Automated generation of nucleotide sequence samples
MGL provided for automated generation of the nucleotide sequence samples. The samples of various genes components (promoters, introns, exons, splicing sites, polyadenylation sites, etc.) are generated based on semantic analysis of the FEATURE TABLE of the EMBL database. The semantic analysis includes checking the information for compliance with the basic principles of the eukaryotic gene organization. The system MGL provided the user with two modes of sample generation: (1) completely automatic and (2) allowing errors to be manually corrected. In the first mode, the system would try to correct the error in the gene structure description by itself based on the available knowledge; in the second case, the user would have to correct the gene structure description, and then the system would analyze it again.
While generating the samples of promoter regions and transcription factor binding sites, the system MGL used the EMBL database as a source of nucleotide sequences and the EPD and TRRD databases as a source of the data on location of the corresponding functional sites in these sequences.

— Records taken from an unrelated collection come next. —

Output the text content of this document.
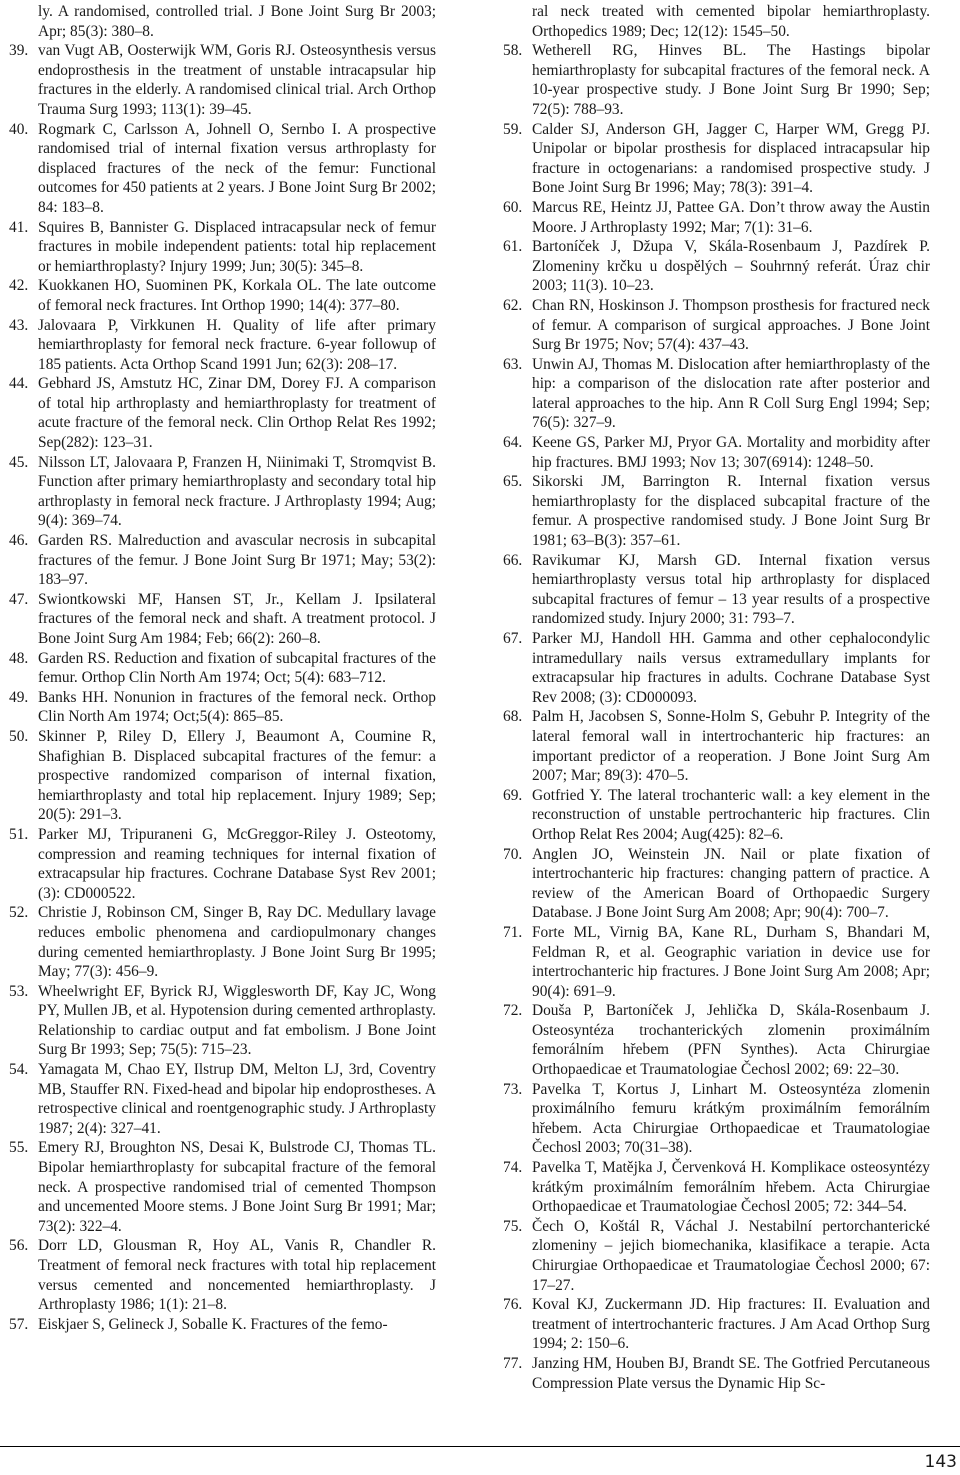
ly. A randomised, controlled trial. J Bone Joint Surg Br 2003; Apr; 85(3): 380–8.
39. van Vugt AB, Oosterwijk WM, Goris RJ. Osteosynthesis versus endoprosthesis in the treatment of unstable intracapsular hip fractures in the elderly. A randomised clinical trial. Arch Orthop Trauma Surg 1993; 113(1): 39–45.
40. Rogmark C, Carlsson A, Johnell O, Sernbo I. A prospective randomised trial of internal fixation versus arthroplasty for displaced fractures of the neck of the femur: Functional outcomes for 450 patients at 2 years. J Bone Joint Surg Br 2002; 84: 183–8.
41. Squires B, Bannister G. Displaced intracapsular neck of femur fractures in mobile independent patients: total hip replacement or hemiarthroplasty? Injury 1999; Jun; 30(5): 345–8.
42. Kuokkanen HO, Suominen PK, Korkala OL. The late outcome of femoral neck fractures. Int Orthop 1990; 14(4): 377–80.
43. Jalovaara P, Virkkunen H. Quality of life after primary hemiarthroplasty for femoral neck fracture. 6-year followup of 185 patients. Acta Orthop Scand 1991 Jun; 62(3): 208–17.
44. Gebhard JS, Amstutz HC, Zinar DM, Dorey FJ. A comparison of total hip arthroplasty and hemiarthroplasty for treatment of acute fracture of the femoral neck. Clin Orthop Relat Res 1992; Sep(282): 123–31.
45. Nilsson LT, Jalovaara P, Franzen H, Niinimaki T, Stromqvist B. Function after primary hemiarthroplasty and secondary total hip arthroplasty in femoral neck fracture. J Arthroplasty 1994; Aug; 9(4): 369–74.
46. Garden RS. Malreduction and avascular necrosis in subcapital fractures of the femur. J Bone Joint Surg Br 1971; May; 53(2): 183–97.
47. Swiontkowski MF, Hansen ST, Jr., Kellam J. Ipsilateral fractures of the femoral neck and shaft. A treatment protocol. J Bone Joint Surg Am 1984; Feb; 66(2): 260–8.
48. Garden RS. Reduction and fixation of subcapital fractures of the femur. Orthop Clin North Am 1974; Oct; 5(4): 683–712.
49. Banks HH. Nonunion in fractures of the femoral neck. Orthop Clin North Am 1974; Oct;5(4): 865–85.
50. Skinner P, Riley D, Ellery J, Beaumont A, Coumine R, Shafighian B. Displaced subcapital fractures of the femur: a prospective randomized comparison of internal fixation, hemiarthroplasty and total hip replacement. Injury 1989; Sep; 20(5): 291–3.
51. Parker MJ, Tripuraneni G, McGreggor-Riley J. Osteotomy, compression and reaming techniques for internal fixation of extracapsular hip fractures. Cochrane Database Syst Rev 2001; (3): CD000522.
52. Christie J, Robinson CM, Singer B, Ray DC. Medullary lavage reduces embolic phenomena and cardiopulmonary changes during cemented hemiarthroplasty. J Bone Joint Surg Br 1995; May; 77(3): 456–9.
53. Wheelwright EF, Byrick RJ, Wigglesworth DF, Kay JC, Wong PY, Mullen JB, et al. Hypotension during cemented arthroplasty. Relationship to cardiac output and fat embolism. J Bone Joint Surg Br 1993; Sep; 75(5): 715–23.
54. Yamagata M, Chao EY, Ilstrup DM, Melton LJ, 3rd, Coventry MB, Stauffer RN. Fixed-head and bipolar hip endoprostheses. A retrospective clinical and roentgenographic study. J Arthroplasty 1987; 2(4): 327–41.
55. Emery RJ, Broughton NS, Desai K, Bulstrode CJ, Thomas TL. Bipolar hemiarthroplasty for subcapital fracture of the femoral neck. A prospective randomised trial of cemented Thompson and uncemented Moore stems. J Bone Joint Surg Br 1991; Mar; 73(2): 322–4.
56. Dorr LD, Glousman R, Hoy AL, Vanis R, Chandler R. Treatment of femoral neck fractures with total hip replacement versus cemented and noncemented hemiarthroplasty. J Arthroplasty 1986; 1(1): 21–8.
57. Eiskjaer S, Gelineck J, Soballe K. Fractures of the femo-
ral neck treated with cemented bipolar hemiarthroplasty. Orthopedics 1989; Dec; 12(12): 1545–50.
58. Wetherell RG, Hinves BL. The Hastings bipolar hemiarthroplasty for subcapital fractures of the femoral neck. A 10-year prospective study. J Bone Joint Surg Br 1990; Sep; 72(5): 788–93.
59. Calder SJ, Anderson GH, Jagger C, Harper WM, Gregg PJ. Unipolar or bipolar prosthesis for displaced intracapsular hip fracture in octogenarians: a randomised prospective study. J Bone Joint Surg Br 1996; May; 78(3): 391–4.
60. Marcus RE, Heintz JJ, Pattee GA. Don’t throw away the Austin Moore. J Arthroplasty 1992; Mar; 7(1): 31–6.
61. Bartoníček J, Džupa V, Skála-Rosenbaum J, Pazdírek P. Zlomeniny krčku u dospělých – Souhrnný referát. Úraz chir 2003; 11(3). 10–23.
62. Chan RN, Hoskinson J. Thompson prosthesis for fractured neck of femur. A comparison of surgical approaches. J Bone Joint Surg Br 1975; Nov; 57(4): 437–43.
63. Unwin AJ, Thomas M. Dislocation after hemiarthroplasty of the hip: a comparison of the dislocation rate after posterior and lateral approaches to the hip. Ann R Coll Surg Engl 1994; Sep; 76(5): 327–9.
64. Keene GS, Parker MJ, Pryor GA. Mortality and morbidity after hip fractures. BMJ 1993; Nov 13; 307(6914): 1248–50.
65. Sikorski JM, Barrington R. Internal fixation versus hemiarthroplasty for the displaced subcapital fracture of the femur. A prospective randomised study. J Bone Joint Surg Br 1981; 63–B(3): 357–61.
66. Ravikumar KJ, Marsh GD. Internal fixation versus hemiarthroplasty versus total hip arthroplasty for displaced subcapital fractures of femur – 13 year results of a prospective randomized study. Injury 2000; 31: 793–7.
67. Parker MJ, Handoll HH. Gamma and other cephalocondylic intramedullary nails versus extramedullary implants for extracapsular hip fractures in adults. Cochrane Database Syst Rev 2008; (3): CD000093.
68. Palm H, Jacobsen S, Sonne-Holm S, Gebuhr P. Integrity of the lateral femoral wall in intertrochanteric hip fractures: an important predictor of a reoperation. J Bone Joint Surg Am 2007; Mar; 89(3): 470–5.
69. Gotfried Y. The lateral trochanteric wall: a key element in the reconstruction of unstable pertrochanteric hip fractures. Clin Orthop Relat Res 2004; Aug(425): 82–6.
70. Anglen JO, Weinstein JN. Nail or plate fixation of intertrochanteric hip fractures: changing pattern of practice. A review of the American Board of Orthopaedic Surgery Database. J Bone Joint Surg Am 2008; Apr; 90(4): 700–7.
71. Forte ML, Virnig BA, Kane RL, Durham S, Bhandari M, Feldman R, et al. Geographic variation in device use for intertrochanteric hip fractures. J Bone Joint Surg Am 2008; Apr; 90(4): 691–9.
72. Douša P, Bartoníček J, Jehlička D, Skála-Rosenbaum J. Osteosyntéza trochanterických zlomenin proximálním femorálním hřebem (PFN Synthes). Acta Chirurgiae Orthopaedicae et Traumatologiae Čechosl 2002; 69: 22–30.
73. Pavelka T, Kortus J, Linhart M. Osteosyntéza zlomenin proximálního femuru krátkým proximálním femorálním hřebem. Acta Chirurgiae Orthopaedicae et Traumatologiae Čechosl 2003; 70(31–38).
74. Pavelka T, Matějka J, Červenková H. Komplikace osteosyntézy krátkým proximálním femorálním hřebem. Acta Chirurgiae Orthopaedicae et Traumatologiae Čechosl 2005; 72: 344–54.
75. Čech O, Koštál R, Váchal J. Nestabilní pertorchanterické zlomeniny – jejich biomechanika, klasifikace a terapie. Acta Chirurgiae Orthopaedicae et Traumatologiae Čechosl 2000; 67: 17–27.
76. Koval KJ, Zuckermann JD. Hip fractures: II. Evaluation and treatment of intertrochanteric fractures. J Am Acad Orthop Surg 1994; 2: 150–6.
77. Janzing HM, Houben BJ, Brandt SE. The Gotfried Percutaneous Compression Plate versus the Dynamic Hip Sc-
143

Methods for nucleotide sequences analysis
The computer system MGL contained a wide range of tools for analysis of nucleotide sequences including calculation of nucleotide and oligonucleotide compositions; pairwise general and local alignments; rapid estimation of pairwise general alignment significance; calculation of the number of synonymous and nonsynonymous substitutions; analysis of leader sequences; calculation of similarity profiles for groups of functionally related sequences basing on their pairwise local alignments; search for transcription factor binding sites, etc.
Visualization of the information from databases and the results obtained
The system MGL also allowed the information from databases and the results obtained to be represented graphically. For example, the data from EMBL would be represented as a scheme of the structure of the gene and its functional sites; the data from TRANSFAC® Professional database and TRRD, as graphical maps of gene regulatory regions. Various functional sites found as a result of the analysis performed could be also represented as a graphical map.
Automated recording of operation
Automated recording of all the steps of operation was an important characteristic of the MGL system. For this purpose, the system would create a special file, serving as a working logbook. This file contained the dates of generation of the samples and performance of the analyses of nucleotide sequences, names of the functions and their options used, names of the files containing the samples generated and the results obtained, messages of the system in the course of operation, etc. This gave the user complete information on the process of automated sample generation and sequence analysis.